Kan's brinkmanship is helping to expose the shell game being played by the LDP. The risk is that a bitter electoral campaign would paralyze policy and spook the markets. Big Tokyo banks have been all but cut out of international money markets, which are charging the Japanese a premium of up to 70 basis points over benchmark lending rates for any fresh capital. The banks are also under assault at home by the steep declines in the Nikkei and a new batch of loans turning sour because of plummeting corporate profits.

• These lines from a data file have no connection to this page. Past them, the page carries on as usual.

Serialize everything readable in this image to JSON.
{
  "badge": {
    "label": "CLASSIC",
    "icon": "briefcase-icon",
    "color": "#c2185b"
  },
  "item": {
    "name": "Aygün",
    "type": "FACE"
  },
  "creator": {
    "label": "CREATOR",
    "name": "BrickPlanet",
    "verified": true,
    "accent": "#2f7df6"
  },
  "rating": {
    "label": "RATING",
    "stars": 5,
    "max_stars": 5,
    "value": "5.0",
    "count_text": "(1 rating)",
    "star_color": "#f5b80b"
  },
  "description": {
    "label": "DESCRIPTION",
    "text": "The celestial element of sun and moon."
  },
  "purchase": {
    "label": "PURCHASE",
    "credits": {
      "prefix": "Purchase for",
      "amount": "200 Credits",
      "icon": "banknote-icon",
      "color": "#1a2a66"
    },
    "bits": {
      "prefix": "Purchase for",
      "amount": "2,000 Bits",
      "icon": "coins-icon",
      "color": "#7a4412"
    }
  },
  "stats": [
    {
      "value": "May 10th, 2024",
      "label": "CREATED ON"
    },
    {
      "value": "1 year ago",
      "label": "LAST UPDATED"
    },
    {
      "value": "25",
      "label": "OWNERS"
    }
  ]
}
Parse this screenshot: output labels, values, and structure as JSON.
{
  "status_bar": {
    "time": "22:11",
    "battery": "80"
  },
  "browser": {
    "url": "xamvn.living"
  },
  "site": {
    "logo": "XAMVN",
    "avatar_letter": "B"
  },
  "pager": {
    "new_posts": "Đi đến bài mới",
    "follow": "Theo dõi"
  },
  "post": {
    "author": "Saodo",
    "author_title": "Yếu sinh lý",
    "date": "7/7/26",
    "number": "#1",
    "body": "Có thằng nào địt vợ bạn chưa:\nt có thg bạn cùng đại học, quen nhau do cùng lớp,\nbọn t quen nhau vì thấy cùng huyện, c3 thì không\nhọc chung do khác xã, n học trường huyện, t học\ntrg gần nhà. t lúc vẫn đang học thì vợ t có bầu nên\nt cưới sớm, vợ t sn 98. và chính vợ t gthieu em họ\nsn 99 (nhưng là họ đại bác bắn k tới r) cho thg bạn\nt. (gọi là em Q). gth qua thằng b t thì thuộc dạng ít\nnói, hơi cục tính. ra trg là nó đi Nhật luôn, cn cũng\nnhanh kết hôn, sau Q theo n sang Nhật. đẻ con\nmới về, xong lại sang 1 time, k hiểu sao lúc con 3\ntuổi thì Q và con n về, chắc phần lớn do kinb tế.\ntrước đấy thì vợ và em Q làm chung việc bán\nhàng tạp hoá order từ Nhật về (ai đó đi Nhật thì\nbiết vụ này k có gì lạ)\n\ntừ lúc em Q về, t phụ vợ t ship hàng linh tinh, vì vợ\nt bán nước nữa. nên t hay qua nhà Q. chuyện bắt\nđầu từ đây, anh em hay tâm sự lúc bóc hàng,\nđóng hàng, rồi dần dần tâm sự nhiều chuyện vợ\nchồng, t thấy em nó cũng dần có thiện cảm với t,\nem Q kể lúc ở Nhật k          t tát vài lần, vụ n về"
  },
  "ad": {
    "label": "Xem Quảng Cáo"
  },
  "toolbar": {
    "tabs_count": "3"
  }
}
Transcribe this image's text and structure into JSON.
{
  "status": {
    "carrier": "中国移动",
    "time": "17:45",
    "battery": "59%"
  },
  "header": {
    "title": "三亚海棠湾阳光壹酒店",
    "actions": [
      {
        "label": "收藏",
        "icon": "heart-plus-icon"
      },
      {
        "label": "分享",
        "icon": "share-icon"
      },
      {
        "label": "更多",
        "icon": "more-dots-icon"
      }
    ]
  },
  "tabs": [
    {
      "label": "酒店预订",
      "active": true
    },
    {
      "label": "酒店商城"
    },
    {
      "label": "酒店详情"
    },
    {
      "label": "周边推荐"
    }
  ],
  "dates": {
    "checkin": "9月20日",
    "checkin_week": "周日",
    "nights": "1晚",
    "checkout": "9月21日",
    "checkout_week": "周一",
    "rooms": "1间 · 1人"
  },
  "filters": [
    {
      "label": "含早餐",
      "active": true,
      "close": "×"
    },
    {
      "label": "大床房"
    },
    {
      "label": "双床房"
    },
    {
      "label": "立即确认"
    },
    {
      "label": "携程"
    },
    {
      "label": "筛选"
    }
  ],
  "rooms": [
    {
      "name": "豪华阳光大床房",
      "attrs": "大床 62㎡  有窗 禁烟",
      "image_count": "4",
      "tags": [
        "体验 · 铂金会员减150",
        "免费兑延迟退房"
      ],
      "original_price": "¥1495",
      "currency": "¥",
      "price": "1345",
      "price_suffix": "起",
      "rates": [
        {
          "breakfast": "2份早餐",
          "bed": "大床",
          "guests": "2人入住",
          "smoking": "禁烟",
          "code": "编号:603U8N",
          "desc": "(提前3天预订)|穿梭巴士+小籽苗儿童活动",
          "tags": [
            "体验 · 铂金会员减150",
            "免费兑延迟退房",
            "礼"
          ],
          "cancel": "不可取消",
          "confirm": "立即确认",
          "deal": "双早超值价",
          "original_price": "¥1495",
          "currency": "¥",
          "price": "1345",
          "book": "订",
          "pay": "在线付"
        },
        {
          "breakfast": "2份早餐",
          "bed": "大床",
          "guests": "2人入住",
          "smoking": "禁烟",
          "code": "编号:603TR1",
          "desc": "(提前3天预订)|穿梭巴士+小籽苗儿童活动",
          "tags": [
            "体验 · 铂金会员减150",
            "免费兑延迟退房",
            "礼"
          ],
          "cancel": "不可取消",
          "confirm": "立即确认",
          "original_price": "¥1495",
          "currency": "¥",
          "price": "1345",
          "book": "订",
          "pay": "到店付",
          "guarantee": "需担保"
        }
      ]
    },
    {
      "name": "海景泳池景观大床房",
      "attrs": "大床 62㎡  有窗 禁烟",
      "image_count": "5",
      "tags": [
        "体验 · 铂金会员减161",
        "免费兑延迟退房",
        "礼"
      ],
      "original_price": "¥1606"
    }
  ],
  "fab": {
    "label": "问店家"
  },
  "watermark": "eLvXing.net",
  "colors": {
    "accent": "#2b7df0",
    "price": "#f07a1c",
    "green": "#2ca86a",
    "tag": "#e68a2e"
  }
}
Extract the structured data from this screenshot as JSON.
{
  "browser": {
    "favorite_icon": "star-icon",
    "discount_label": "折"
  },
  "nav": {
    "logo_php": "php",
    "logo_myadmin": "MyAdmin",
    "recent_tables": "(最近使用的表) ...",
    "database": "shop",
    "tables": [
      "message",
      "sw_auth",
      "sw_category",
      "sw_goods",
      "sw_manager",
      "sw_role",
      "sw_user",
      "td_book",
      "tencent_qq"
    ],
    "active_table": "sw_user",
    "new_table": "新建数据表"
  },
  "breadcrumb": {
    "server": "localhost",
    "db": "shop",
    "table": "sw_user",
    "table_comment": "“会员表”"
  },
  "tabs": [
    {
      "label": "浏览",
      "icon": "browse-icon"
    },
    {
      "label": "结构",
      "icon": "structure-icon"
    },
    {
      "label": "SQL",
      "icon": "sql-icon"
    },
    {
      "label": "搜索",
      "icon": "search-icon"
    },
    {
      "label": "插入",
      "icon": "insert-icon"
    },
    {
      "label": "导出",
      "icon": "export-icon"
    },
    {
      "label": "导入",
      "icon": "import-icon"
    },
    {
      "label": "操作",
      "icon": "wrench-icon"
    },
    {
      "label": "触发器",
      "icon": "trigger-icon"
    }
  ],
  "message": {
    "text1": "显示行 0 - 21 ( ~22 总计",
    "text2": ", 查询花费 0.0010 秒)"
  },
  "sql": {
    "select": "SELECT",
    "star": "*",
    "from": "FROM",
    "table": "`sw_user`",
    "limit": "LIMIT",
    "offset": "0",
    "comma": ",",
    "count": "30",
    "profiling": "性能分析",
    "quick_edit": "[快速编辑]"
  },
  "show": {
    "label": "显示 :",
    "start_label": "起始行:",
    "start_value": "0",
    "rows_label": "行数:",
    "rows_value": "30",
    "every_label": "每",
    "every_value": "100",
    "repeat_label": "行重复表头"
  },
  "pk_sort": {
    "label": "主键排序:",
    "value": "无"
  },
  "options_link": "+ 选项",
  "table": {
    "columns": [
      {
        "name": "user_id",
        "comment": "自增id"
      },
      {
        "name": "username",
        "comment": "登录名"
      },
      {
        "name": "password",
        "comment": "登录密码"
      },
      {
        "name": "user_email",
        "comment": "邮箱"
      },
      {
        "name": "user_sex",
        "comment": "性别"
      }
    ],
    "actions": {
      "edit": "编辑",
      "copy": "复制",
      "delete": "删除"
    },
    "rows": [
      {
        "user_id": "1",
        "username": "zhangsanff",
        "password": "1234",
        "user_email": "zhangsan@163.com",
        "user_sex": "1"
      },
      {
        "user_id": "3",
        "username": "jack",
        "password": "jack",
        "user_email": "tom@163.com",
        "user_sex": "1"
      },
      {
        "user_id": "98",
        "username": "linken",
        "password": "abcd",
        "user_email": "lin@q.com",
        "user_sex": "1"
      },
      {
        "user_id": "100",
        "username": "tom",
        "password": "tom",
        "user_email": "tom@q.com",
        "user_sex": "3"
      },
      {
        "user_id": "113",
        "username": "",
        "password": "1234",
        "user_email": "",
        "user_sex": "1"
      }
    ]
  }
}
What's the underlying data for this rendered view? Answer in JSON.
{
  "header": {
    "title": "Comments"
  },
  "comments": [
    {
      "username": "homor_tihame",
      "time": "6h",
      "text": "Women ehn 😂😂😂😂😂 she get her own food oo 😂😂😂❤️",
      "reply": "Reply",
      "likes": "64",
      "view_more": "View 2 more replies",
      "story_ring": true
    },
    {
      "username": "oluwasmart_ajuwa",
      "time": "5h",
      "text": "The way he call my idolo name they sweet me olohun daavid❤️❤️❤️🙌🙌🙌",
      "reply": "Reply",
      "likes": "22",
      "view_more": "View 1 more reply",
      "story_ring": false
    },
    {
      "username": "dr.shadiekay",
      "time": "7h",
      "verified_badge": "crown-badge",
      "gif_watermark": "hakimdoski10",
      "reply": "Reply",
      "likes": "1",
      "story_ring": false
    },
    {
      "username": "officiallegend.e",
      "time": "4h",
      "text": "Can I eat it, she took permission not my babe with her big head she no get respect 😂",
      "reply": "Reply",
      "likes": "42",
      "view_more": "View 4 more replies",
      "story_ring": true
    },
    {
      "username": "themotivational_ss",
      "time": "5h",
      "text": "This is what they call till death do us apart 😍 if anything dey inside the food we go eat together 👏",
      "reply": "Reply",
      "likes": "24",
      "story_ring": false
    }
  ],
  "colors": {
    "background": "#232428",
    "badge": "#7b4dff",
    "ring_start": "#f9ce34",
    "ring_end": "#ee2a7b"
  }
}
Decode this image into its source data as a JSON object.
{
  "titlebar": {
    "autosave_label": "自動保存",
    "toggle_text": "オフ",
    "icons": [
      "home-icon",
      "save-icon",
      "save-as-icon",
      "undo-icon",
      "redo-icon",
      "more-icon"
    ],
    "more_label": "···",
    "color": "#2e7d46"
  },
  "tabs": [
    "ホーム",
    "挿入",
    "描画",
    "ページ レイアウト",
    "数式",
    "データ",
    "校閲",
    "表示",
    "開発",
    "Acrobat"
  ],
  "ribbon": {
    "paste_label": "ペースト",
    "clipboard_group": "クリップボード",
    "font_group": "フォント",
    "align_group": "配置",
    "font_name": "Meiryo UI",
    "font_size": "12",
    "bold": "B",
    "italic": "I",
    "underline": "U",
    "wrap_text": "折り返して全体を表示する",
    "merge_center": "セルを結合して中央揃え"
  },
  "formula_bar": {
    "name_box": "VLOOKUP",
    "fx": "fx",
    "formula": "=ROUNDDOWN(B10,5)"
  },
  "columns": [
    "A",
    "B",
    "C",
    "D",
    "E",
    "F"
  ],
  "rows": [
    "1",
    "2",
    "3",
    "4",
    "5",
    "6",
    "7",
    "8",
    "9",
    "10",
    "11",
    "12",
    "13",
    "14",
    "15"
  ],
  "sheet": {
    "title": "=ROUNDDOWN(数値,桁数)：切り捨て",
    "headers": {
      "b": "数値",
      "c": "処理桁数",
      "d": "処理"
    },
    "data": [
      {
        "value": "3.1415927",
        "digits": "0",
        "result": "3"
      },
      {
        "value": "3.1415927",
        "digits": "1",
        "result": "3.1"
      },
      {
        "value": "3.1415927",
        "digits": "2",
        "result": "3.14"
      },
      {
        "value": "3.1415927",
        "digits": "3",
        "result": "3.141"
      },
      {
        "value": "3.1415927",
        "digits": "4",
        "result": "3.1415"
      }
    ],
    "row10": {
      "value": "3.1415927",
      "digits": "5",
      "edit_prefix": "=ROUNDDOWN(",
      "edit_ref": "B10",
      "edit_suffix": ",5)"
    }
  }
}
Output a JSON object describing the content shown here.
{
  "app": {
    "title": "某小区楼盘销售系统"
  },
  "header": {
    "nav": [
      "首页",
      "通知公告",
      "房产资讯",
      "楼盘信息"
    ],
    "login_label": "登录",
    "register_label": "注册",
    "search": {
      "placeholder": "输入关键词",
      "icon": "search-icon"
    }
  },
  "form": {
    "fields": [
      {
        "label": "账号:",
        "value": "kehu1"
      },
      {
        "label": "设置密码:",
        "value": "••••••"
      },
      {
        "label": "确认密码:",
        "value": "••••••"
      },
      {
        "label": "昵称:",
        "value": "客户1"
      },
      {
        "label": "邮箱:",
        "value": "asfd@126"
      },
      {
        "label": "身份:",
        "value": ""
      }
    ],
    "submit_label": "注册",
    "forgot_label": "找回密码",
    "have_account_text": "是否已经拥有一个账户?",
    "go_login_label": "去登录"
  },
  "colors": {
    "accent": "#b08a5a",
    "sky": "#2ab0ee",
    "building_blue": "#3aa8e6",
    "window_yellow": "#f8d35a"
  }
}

With no political leadership, there's no bank workout. With no bank workout, there's no recovery. ''These are tough times,'' says Honda Motor Co. President Hiroyuki Yoshino, ''and if no [bailout] agreement is reached, things could get tougher.''

Indeed, if the government can't take the lead on overhauling the banking sector, the markets will--and it won't be pretty. LTCB was pushed to the edge of insolvency by a sudden and sustained sell-off this summer that has driven its stock down 90%, to about 15 cents per share. The stock plunge drove up LTCB's cost of borrowing to unsustainable levels. Other banks could suffer the same fate, given the government's refusal to disclose credible numbers on the banks' balance sheets. If Tokyo came clean about the condition of the banks, then at least investors would have real numbers to work with. That would be a first in Japan. But the politicians running the country cannot bring themselves to do it.